Audition de MM. Olivier Jacob, secrétaire général adjoint du ministère de l'Intérieur, directeur de la modernisation et de l'administration territoriale, Marc Tschiggfrey, adjoint au directeur de la modernisation et de l'administration territoriale, et Sébastien Audebert, chef du bureau des élections et des études politiques.
La séance est ouverte à 16 heures 45.
Présidence de M. Xavier Breton, président.
. Votre présence parmi nous s'imposait dans la mesure où, selon les textes du décret qui organise la direction de la modernisation et de l'administration, celle-ci « prépare, met en œuvre et codifie la législation relative aux élections politiques et au financement de la vie politique. Elle organise les élections politiques et assure une mission d'analyse politique ».
. Nous ne menons pas d'études approfondies sur les causes de l'abstention électorale.
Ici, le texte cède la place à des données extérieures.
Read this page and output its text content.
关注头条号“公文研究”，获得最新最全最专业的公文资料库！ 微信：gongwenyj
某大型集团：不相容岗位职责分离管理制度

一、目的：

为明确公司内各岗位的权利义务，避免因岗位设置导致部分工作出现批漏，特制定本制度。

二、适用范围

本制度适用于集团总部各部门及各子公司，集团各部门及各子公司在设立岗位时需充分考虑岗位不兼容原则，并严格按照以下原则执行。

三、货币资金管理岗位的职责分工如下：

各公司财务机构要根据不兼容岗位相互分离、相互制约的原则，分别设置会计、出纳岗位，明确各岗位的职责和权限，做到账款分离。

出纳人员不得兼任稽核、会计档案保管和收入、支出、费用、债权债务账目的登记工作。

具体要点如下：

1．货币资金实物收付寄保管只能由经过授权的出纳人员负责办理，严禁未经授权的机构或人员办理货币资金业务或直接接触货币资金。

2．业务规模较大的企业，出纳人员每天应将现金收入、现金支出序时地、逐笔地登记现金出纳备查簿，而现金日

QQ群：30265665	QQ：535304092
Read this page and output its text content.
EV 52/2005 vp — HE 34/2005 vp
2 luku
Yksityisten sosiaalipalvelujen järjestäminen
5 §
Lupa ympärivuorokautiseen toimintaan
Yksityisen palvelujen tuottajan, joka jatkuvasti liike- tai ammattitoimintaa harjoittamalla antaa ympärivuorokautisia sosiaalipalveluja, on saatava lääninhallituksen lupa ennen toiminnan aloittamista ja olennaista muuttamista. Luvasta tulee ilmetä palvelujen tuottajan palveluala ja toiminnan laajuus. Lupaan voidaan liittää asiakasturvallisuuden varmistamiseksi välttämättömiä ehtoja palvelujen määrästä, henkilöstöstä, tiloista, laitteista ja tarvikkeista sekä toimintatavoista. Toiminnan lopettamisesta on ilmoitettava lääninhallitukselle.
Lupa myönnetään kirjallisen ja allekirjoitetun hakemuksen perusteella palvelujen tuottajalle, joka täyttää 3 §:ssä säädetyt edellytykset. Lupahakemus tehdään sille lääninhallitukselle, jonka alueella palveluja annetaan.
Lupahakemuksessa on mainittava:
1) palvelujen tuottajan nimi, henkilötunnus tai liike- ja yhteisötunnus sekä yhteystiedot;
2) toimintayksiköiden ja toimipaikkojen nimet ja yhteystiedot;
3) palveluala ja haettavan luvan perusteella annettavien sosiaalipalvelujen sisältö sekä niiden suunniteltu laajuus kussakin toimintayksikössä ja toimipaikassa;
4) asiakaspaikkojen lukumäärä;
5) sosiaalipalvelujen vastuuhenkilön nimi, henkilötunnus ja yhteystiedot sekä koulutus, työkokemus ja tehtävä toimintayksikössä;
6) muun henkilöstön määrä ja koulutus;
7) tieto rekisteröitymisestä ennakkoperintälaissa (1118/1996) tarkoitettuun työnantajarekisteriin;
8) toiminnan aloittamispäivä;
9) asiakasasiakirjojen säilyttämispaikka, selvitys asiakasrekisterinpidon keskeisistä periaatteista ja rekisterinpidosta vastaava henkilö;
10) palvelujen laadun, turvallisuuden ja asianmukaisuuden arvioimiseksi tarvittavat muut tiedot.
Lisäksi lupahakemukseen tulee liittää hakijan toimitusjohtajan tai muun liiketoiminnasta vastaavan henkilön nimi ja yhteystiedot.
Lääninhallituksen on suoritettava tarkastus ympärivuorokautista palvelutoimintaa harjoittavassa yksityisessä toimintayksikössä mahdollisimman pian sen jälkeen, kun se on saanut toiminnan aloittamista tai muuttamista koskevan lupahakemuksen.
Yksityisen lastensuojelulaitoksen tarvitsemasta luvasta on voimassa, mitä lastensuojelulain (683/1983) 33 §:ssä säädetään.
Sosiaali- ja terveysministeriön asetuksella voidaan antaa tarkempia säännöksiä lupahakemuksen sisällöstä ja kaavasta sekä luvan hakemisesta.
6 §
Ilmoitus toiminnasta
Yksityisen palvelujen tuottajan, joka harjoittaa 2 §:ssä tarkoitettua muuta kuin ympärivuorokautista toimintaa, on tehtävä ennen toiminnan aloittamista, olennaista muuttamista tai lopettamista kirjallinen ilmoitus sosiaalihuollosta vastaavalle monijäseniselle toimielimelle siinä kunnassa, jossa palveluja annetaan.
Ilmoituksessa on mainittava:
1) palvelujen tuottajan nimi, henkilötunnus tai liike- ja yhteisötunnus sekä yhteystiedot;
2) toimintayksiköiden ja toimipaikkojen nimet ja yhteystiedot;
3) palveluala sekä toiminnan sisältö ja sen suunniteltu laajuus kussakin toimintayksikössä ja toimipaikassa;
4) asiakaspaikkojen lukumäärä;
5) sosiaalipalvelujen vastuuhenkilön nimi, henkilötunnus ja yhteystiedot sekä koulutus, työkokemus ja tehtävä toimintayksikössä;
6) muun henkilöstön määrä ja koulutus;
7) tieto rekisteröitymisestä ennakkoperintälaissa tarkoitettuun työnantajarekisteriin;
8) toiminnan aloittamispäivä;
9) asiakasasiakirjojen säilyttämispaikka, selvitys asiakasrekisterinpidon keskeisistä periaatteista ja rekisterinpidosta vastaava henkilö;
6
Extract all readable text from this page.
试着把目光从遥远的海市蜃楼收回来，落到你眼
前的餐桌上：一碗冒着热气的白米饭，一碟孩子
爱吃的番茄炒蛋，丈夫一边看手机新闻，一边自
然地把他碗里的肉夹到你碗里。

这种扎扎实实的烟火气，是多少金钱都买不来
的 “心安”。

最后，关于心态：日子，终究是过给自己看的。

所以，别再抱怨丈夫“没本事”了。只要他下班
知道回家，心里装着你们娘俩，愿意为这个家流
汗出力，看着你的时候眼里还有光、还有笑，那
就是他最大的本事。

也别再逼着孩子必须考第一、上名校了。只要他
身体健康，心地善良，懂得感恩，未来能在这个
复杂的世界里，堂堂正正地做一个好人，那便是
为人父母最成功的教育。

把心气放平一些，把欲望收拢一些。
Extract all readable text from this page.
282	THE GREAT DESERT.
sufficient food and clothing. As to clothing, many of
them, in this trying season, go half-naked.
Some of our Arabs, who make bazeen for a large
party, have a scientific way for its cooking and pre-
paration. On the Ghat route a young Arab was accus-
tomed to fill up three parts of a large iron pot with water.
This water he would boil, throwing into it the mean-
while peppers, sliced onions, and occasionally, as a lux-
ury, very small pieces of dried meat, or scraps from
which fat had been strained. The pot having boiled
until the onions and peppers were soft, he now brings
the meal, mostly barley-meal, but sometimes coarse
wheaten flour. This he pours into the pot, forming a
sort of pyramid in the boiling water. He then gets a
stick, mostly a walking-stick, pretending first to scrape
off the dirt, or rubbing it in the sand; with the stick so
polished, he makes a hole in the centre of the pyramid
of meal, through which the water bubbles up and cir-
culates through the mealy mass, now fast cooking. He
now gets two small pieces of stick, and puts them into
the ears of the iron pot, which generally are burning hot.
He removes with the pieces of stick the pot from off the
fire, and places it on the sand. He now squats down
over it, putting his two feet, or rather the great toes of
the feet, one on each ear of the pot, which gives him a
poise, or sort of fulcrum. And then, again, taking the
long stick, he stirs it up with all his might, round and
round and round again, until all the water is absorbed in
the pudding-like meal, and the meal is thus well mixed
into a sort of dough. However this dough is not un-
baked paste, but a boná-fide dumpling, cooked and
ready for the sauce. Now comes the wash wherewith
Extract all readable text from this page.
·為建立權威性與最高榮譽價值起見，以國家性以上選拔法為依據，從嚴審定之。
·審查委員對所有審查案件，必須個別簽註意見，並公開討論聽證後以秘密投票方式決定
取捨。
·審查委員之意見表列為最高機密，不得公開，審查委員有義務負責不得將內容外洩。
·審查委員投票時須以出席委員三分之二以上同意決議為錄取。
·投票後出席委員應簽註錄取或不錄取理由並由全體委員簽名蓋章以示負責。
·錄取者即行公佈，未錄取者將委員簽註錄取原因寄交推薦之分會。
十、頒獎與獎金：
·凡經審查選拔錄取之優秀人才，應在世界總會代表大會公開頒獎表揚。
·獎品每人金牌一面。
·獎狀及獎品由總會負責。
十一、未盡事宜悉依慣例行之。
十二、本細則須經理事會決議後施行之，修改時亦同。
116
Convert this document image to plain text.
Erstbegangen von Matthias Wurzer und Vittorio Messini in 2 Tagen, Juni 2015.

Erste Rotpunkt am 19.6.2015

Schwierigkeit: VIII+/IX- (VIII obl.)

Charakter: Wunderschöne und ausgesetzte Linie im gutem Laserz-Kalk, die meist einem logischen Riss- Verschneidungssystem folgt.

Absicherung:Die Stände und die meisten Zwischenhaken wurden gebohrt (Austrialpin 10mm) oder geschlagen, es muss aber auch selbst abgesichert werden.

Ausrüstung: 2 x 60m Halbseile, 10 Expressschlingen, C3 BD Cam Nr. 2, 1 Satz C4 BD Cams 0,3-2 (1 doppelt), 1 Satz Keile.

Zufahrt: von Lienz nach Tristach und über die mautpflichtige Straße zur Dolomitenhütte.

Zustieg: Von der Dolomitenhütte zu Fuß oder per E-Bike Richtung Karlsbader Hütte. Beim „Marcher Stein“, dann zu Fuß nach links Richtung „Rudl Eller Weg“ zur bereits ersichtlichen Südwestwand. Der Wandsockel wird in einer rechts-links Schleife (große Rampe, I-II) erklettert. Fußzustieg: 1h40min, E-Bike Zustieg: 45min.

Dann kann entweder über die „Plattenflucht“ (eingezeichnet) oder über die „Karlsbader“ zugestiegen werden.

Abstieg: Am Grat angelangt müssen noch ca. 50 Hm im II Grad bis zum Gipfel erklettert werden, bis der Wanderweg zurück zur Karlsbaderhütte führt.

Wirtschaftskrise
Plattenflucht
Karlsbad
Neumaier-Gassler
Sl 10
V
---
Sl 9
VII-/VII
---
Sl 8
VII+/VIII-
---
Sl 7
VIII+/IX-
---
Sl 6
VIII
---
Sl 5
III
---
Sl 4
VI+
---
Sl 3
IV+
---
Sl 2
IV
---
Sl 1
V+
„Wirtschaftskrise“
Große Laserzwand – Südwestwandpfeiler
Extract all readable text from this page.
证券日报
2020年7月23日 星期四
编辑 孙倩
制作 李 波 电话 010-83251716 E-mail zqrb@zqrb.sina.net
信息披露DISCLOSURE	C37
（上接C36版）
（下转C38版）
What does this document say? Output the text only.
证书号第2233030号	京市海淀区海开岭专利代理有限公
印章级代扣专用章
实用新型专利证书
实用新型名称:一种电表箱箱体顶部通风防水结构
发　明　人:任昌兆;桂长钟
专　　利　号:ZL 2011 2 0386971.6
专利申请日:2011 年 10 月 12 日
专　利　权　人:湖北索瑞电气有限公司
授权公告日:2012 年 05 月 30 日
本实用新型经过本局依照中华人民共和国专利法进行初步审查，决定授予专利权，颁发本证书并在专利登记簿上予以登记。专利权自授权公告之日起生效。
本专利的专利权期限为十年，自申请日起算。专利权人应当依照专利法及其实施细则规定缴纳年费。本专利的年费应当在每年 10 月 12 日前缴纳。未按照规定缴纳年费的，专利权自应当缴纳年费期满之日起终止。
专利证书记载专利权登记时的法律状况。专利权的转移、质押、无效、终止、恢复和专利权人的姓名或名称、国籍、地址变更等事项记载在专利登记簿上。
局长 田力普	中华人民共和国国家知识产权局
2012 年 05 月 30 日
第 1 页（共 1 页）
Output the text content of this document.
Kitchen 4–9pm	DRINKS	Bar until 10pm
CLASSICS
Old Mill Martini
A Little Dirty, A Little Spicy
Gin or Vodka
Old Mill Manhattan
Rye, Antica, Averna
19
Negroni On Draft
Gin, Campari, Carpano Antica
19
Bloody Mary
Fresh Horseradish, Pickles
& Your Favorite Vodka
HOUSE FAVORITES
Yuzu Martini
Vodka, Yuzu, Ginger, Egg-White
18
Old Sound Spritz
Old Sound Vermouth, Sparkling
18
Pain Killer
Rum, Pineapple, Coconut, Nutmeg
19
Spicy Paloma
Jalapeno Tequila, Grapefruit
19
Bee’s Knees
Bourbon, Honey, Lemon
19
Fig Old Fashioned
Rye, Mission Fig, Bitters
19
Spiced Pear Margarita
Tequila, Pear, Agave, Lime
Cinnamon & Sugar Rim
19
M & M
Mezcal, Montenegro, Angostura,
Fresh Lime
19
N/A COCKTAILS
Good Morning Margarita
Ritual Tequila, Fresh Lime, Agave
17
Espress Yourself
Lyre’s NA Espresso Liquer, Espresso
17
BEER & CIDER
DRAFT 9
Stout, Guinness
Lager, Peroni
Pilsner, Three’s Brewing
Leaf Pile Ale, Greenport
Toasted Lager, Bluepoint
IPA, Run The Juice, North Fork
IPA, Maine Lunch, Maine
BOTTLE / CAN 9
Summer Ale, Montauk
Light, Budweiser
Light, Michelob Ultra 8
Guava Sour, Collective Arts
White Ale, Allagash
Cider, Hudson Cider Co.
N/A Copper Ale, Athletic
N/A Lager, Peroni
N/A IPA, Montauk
Nous constatons a posteriori les grandes tendances de l'électorat français et nous nous reposons sur des études menées par d'autres acteurs.
Il s'observe une tendance de long terme de baisse de la participation électorale. Une élection échappe à cette tendance, la présidentielle, mais depuis le milieu des années 1990, on constate, élection après élection, une décrue de la participation. Au milieu des années 1990, nous avions encore plus de 70 % de participation aux élections régionales ; aux dernières élections, nous étions tombés à 45 %. Pour les élections législatives, de même, la participation est passée de 70 à 49 %. Le même phénomène s'observe pour les élections cantonales, départementales et municipales.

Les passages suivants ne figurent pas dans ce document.